Johannesburg, autrefois symbole de prospérité, peine depuis des années à faire face à la dégradation de ses infrastructures. Égouts à ciel ouvert, routes défoncées, habitations précaires… le décor tranche avec celui que les délégations du G20 découvriront depuis leurs cortèges officiels. « C’est honteux qu’il faille attendre la visite de dirigeants étrangers pour que la ville se remette à respirer », déplore Abigail Thando, courtière en assurance.

Sous la pression du président Cyril Ramaphosa, qui avait publiquement fustigé l’état de la ville en mars dernier, les autorités locales ont accéléré les travaux. Tractopelles et équipes de nettoyage se sont multipliées autour du centre de conférences où se tiendra le sommet.
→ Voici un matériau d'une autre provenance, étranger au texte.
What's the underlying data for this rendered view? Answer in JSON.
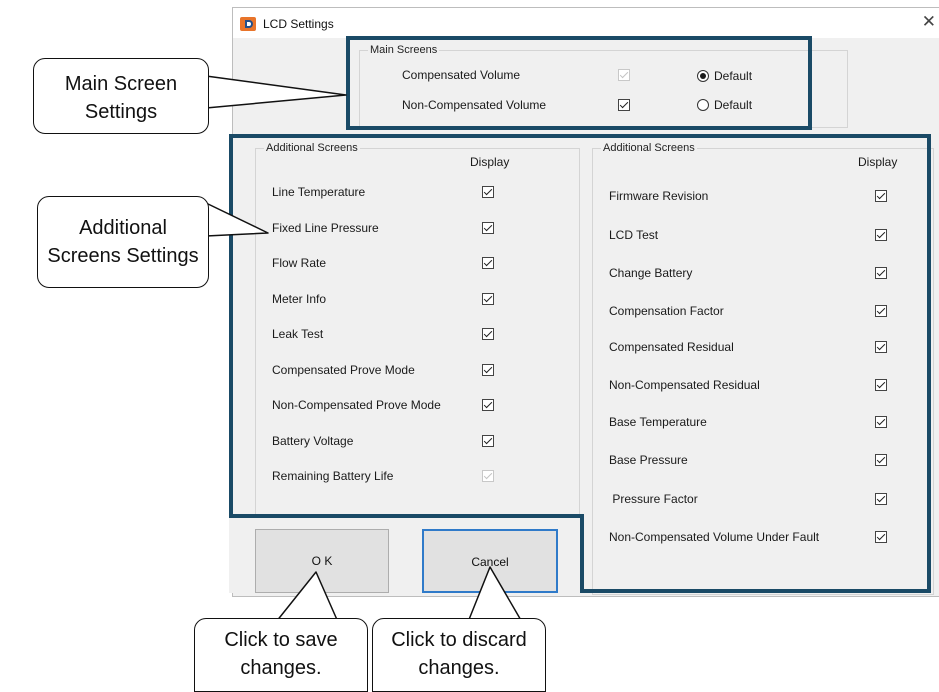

Cependant, ces efforts concentrés sur les zones touristiques laissent de côté les quartiers populaires.

« Dans mon quartier, il n’y a aucune amélioration », constate Ricco Tshesane, éboueur de 43 ans. Coupures d’eau, d’électricité, logements insalubres : la réalité quotidienne des habitants contredit les images de modernité que le gouvernement souhaite projeter. Selon la Constitution sud-africaine, l’accès à l’eau, à l’électricité et à des sanitaires dignes est un droit fondamental — un principe encore loin d’être respecté.

Le centre-ville, autrefois cœur économique du pays, s’est progressivement vidé de ses grandes entreprises, remplacées par des immeubles délabrés souvent aux mains de groupes criminels. Ces bâtiments surpeuplés sont devenus le symbole du déclin urbain, parfois tragique : en 2023, un incendie dans un immeuble municipal a fait 70 morts.

« J’aurais préféré que tout cet argent serve à résoudre la crise du logement plutôt qu’à planter des fleurs pour la venue des présidents », déplore Liz Makana, étudiante-infirmière de 21 ans.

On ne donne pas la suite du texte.